The letter comes from the CSS and the Network’s Global Community Advisory Board (GCAB). Since HIV affects women differently than men, the letter also asks for sex comparisons as primary and secondary endpoints for all ACTG studies. This is a goal shared by the Women’s Health Inter-Network Scientific Committee (WHISC). The ACTG’s Susan Cohn, MD, MPH, and Cindy Firnhaber, MD, are Co-Chair and Vice Co-Chair of WHISC respectively. They work closely with Arlene Bardeguez, MD, and Mary Paul, MD, the WHISC Co-Chair and Vice Co-Chair respectively from the International Maternal Pediatric Adolescent AIDS Clinical Trials (IMPAACT) group. The primary mission of the WHISC is to develop optimal strategies for the prevention and treatment of HIV disease and related complications among women and to determine the pathogenesis of manifestations that are unique to women.
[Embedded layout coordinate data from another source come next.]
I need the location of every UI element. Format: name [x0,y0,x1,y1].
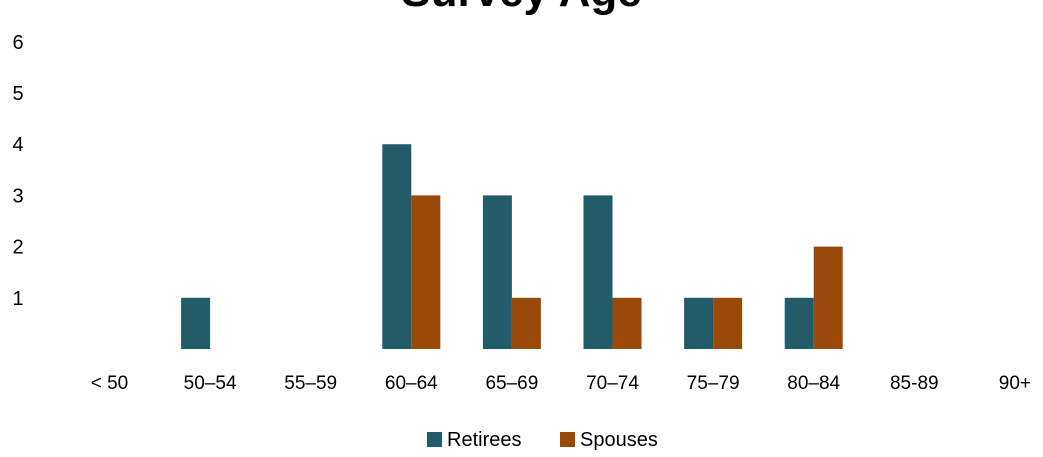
x-axis-ticks: < 50 50–54 55–59 60–64 65–69 70–74 75–79 80–84 8… [91,373,1031,394]
y-tick-label: 5 [12,83,23,105]
x-tick-label: 60–64 [385,373,438,394]
y-axis-ticks: 1 2 3 4 5 6 [12,32,23,310]
x-tick-label: 90+ [999,373,1031,394]
x-tick-label: 55–59 [284,373,337,394]
chart-title: Survey Age [0,0,1043,17]
bar-spouses-7 [713,297,743,349]
bar-retirees-2 [181,297,211,349]
bar-retirees-8 [784,297,814,349]
x-tick-label: 80–84 [787,373,840,394]
bar-spouses-6 [612,297,642,349]
x-tick-label: 65–69 [485,373,538,394]
legend-label-spouses: Spouses [580,429,658,451]
bar-spouses-8 [813,246,843,349]
legend-swatch-spouses [560,432,575,447]
bar-spouses-4 [411,195,441,349]
x-tick-label: 85-89 [890,373,939,394]
y-tick-label: 1 [12,288,23,310]
bar-spouses-5 [511,297,541,349]
bar-retirees-7 [684,297,714,349]
x-tick-label: 75–79 [687,373,740,394]
bar-retirees-4 [382,144,412,349]
bar-retirees-6 [583,195,613,349]
y-tick-label: 3 [12,185,23,207]
legend: Retirees Spouses [427,429,658,451]
y-tick-label: 4 [12,134,23,156]
legend-swatch-retirees [427,432,442,447]
x-tick-label: < 50 [91,373,129,394]
bars [181,144,843,349]
y-tick-label: 6 [12,32,23,54]
legend-label-retirees: Retirees [447,429,521,451]
y-tick-label: 2 [12,237,23,259]
bar-retirees-5 [482,195,512,349]
x-tick-label: 50–54 [184,373,237,394]
x-tick-label: 70–74 [586,373,639,394]
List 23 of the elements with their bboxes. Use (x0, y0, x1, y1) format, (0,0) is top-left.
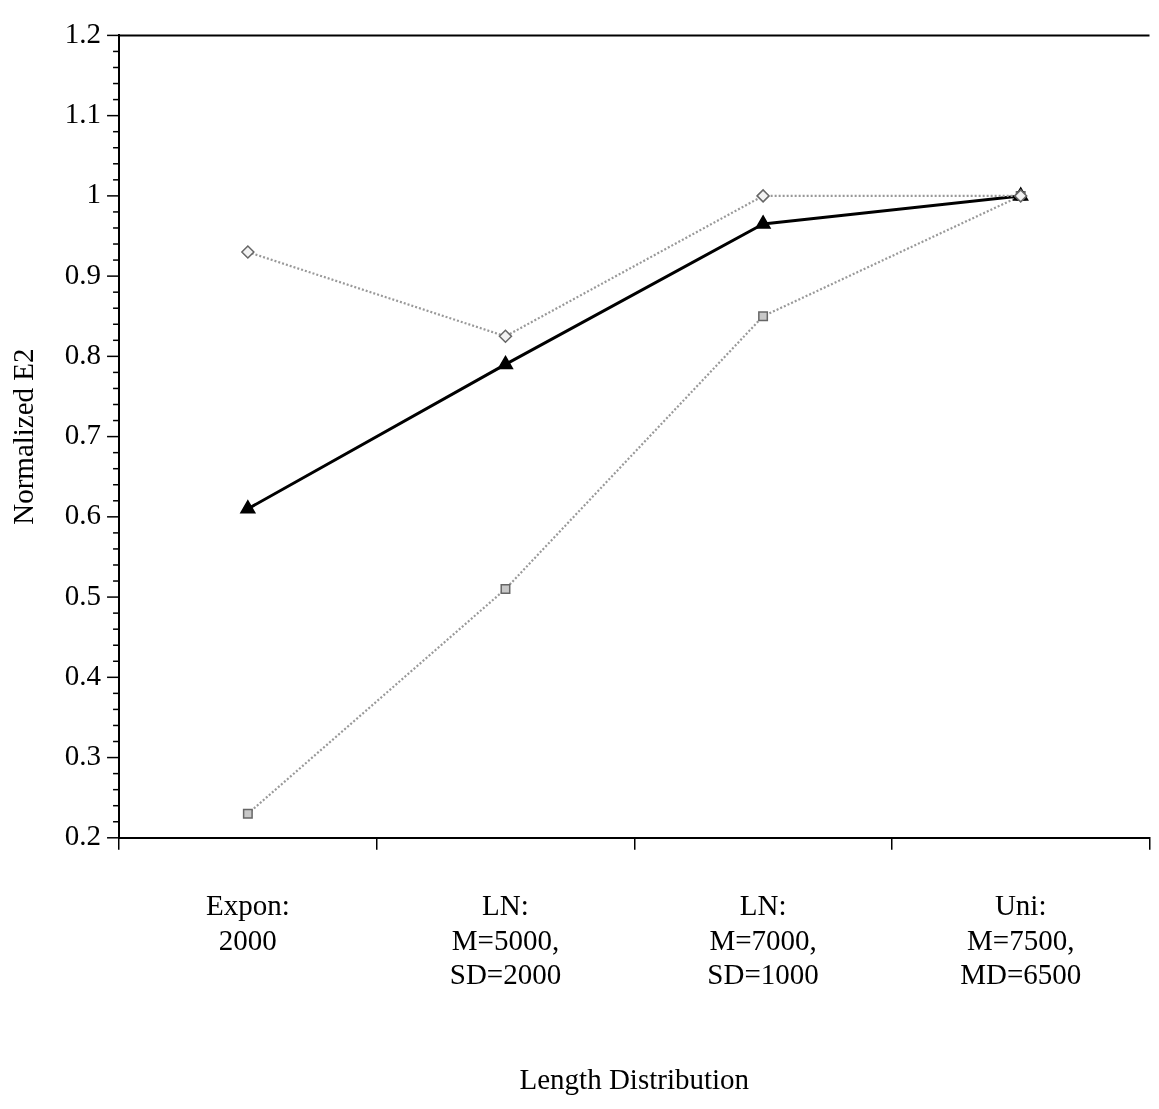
y-tick-label: 0.8 (64, 337, 102, 370)
point (240, 500, 256, 514)
x-tick-label: Expon: 2000 (205, 888, 290, 956)
y-tick-label: 0.2 (64, 819, 102, 852)
y-tick-label: 1.1 (64, 97, 102, 130)
y-tick-label: 0.7 (64, 418, 102, 451)
point (500, 584, 511, 595)
x-axis-title: Length Distribution (519, 1063, 750, 1096)
x-tick-label: LN: M=5000, SD=2000 (449, 888, 562, 991)
y-tick-label: 0.3 (64, 739, 102, 772)
y-tick-label: 0.5 (64, 578, 102, 611)
x-tick-label: LN: M=7000, SD=1000 (707, 888, 819, 991)
x-tick-label: Uni: M=7500, MD=6500 (960, 888, 1082, 991)
y-tick-label: 0.6 (64, 498, 102, 531)
y-tick-label: 0.9 (64, 257, 102, 290)
point (755, 215, 771, 229)
y-tick-label: 1.2 (64, 17, 102, 50)
point (242, 808, 253, 819)
point (758, 311, 769, 322)
y-axis-title: Normalized E2 (7, 348, 40, 525)
y-tick-label: 0.4 (64, 658, 102, 691)
y-tick-label: 1 (86, 177, 102, 210)
point (497, 355, 514, 370)
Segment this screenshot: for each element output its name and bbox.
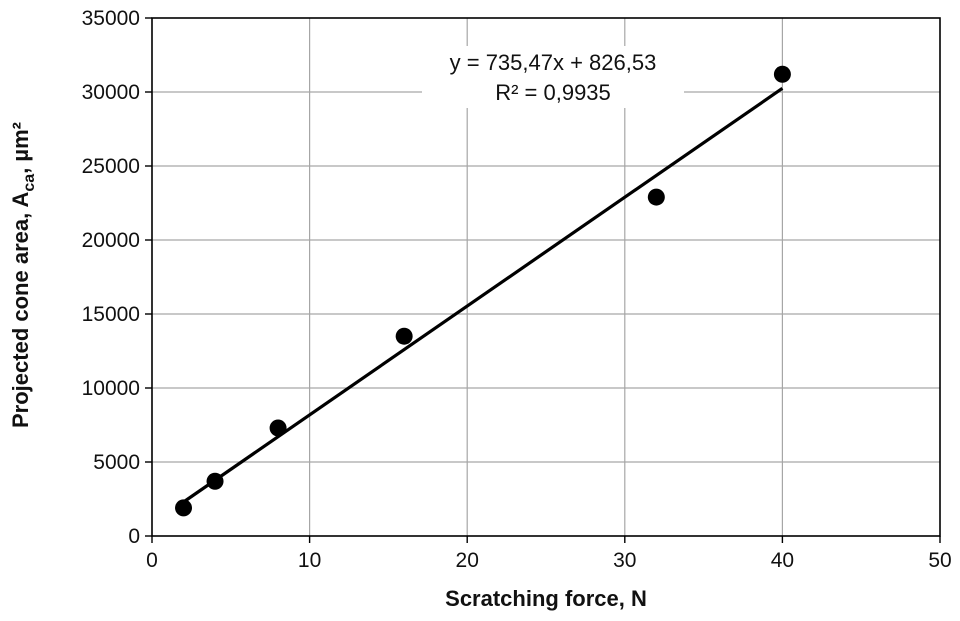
y-axis-title-main: Projected cone area, A: [8, 191, 33, 428]
trendline-equation: y = 735,47x + 826,53: [450, 50, 657, 75]
data-point: [773, 65, 791, 83]
y-tick-label: 25000: [82, 155, 140, 178]
y-tick-label: 10000: [82, 377, 140, 400]
y-tick-label: 20000: [82, 229, 140, 252]
plot-frame: [151, 17, 941, 537]
x-tick-label: 50: [928, 549, 951, 572]
y-tick-label: 5000: [93, 451, 140, 474]
x-tick-label: 20: [456, 549, 479, 572]
equation-background: [422, 46, 684, 108]
data-point: [647, 188, 665, 206]
trendline: [182, 87, 784, 504]
trendline-equation-box: y = 735,47x + 826,53 R² = 0,9935: [422, 46, 684, 108]
y-tick-label: 35000: [82, 7, 140, 30]
x-tick-label: 0: [146, 549, 158, 572]
data-point: [395, 327, 413, 345]
axes: [145, 17, 941, 543]
trendline-r-squared: R² = 0,9935: [495, 80, 611, 105]
data-point: [269, 419, 287, 437]
data-point: [206, 472, 224, 490]
x-tick-label: 40: [771, 549, 794, 572]
x-axis-title: Scratching force, N: [445, 586, 647, 611]
trendline-layer: [182, 87, 784, 504]
y-axis-title: Projected cone area, Aca, µm²: [8, 122, 38, 428]
y-tick-label: 30000: [82, 81, 140, 104]
data-point: [175, 499, 193, 517]
x-tick-label: 30: [613, 549, 636, 572]
y-axis-title-suffix: , µm²: [8, 122, 33, 174]
y-tick-label: 15000: [82, 303, 140, 326]
data-points: [175, 65, 791, 517]
tick-labels: 0 10 20 30 40 50 0 5000 10000 15000 20000 25000 3000…: [82, 7, 952, 572]
x-tick-label: 10: [298, 549, 321, 572]
y-tick-label: 0: [128, 525, 140, 548]
y-axis-title-subscript: ca: [21, 174, 38, 192]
“It is so crucial to understand what the community thinks is important and what kinds of studies women are interested in participating in,” says Cohn, an investigator at the ACTG’s Northwestern University Clinical Research Site in Chicago, Illinois, USA, and Co-Chair of the A5316 study Evaluating Pharmacokinetic Interactions with Vaginal Ring Contraceptives and Antiretroviral Therapy. “Liz has done a fabulous job articulating the concerns of the CAB, and is a valued, respected member of the WHISC, the A5316 Protocol Team, the CSS and GCAB.”
Firnhaber, Technical Director of the ACTG’s Clinical HIV Research Unit in Johannesburg, South Africa, and Manager of the Cervical Cancer Program at Right to Care, a South African non-profit involved in the implementation and strengthening of care for HIV infected people, says the HIV epidemic in Africa is 65 percent women and between 25-30 percent women in the US.
“What I admire about Liz is her passion and incredible energy toward women’s health,” says Firnhaber. “Liz is confident and articulate and not afraid to keep us focused on the task at hand.”
Barr is also a representative to the Women’s HIV Research Collaborative (WHRC), a working group of the Legacy Project. The Legacy Project works nationally to increase awareness of HIV research by addressing factors that influence participation of historically underrepresented communities, like women. The WHRC brings together a “diverse and growing group of individuals who are infected, uninfected and affected by HIV. Their interests, careers and experiences have led them to be involved in ensuring that culturally appropriate HIV clinical research addresses the lifespan of women.” Women from many of the research networks, like the ACTG, serve on the WHRC.
“Liz is an incredible asset to the Women’s HIV Research Collaborative,” says Jessica Mooney, the Legacy Project’s Community Engagement Officer and Project Manager. “She is the primary author on a recent manuscript highlighting the need for addressing violence against women within HIV clinical and behavioral research. Her contributions and insights fuel the collaborative spirit of the working group.”
To increase enrollment of women in studies, Barr says eliminating women’s barriers to care must be explored and implemented. She lists providing extended clinic hours, child care and transportation as incentives that, if offered, could lead to greater involvement of women in clinical trials in the United States.
“If we make women a priority, we will figure out how to increase their enrollment,” Barr says. “Some people think science is science and research results can be generalized to all populations. But it comes down to basic science and our cells being different than a man’s cells. Not all results can be applied to all populations.”
Armed with her doctoral coursework in women’s and gender studies and her growing scientific knowledge base thanks to her CSS duties, Barr vows to continue fighting for increased enrollment of women in ACTG studies and the inclusion of sex comparisons in study results.
“Not coming from a science background, I catch myself sitting in on very technical study meetings and truly understanding what is being discussed,” Barr says. “We are all committed to the cause within the ACTG, but just need to arrange our set up differently to ensure the inclusion of women.”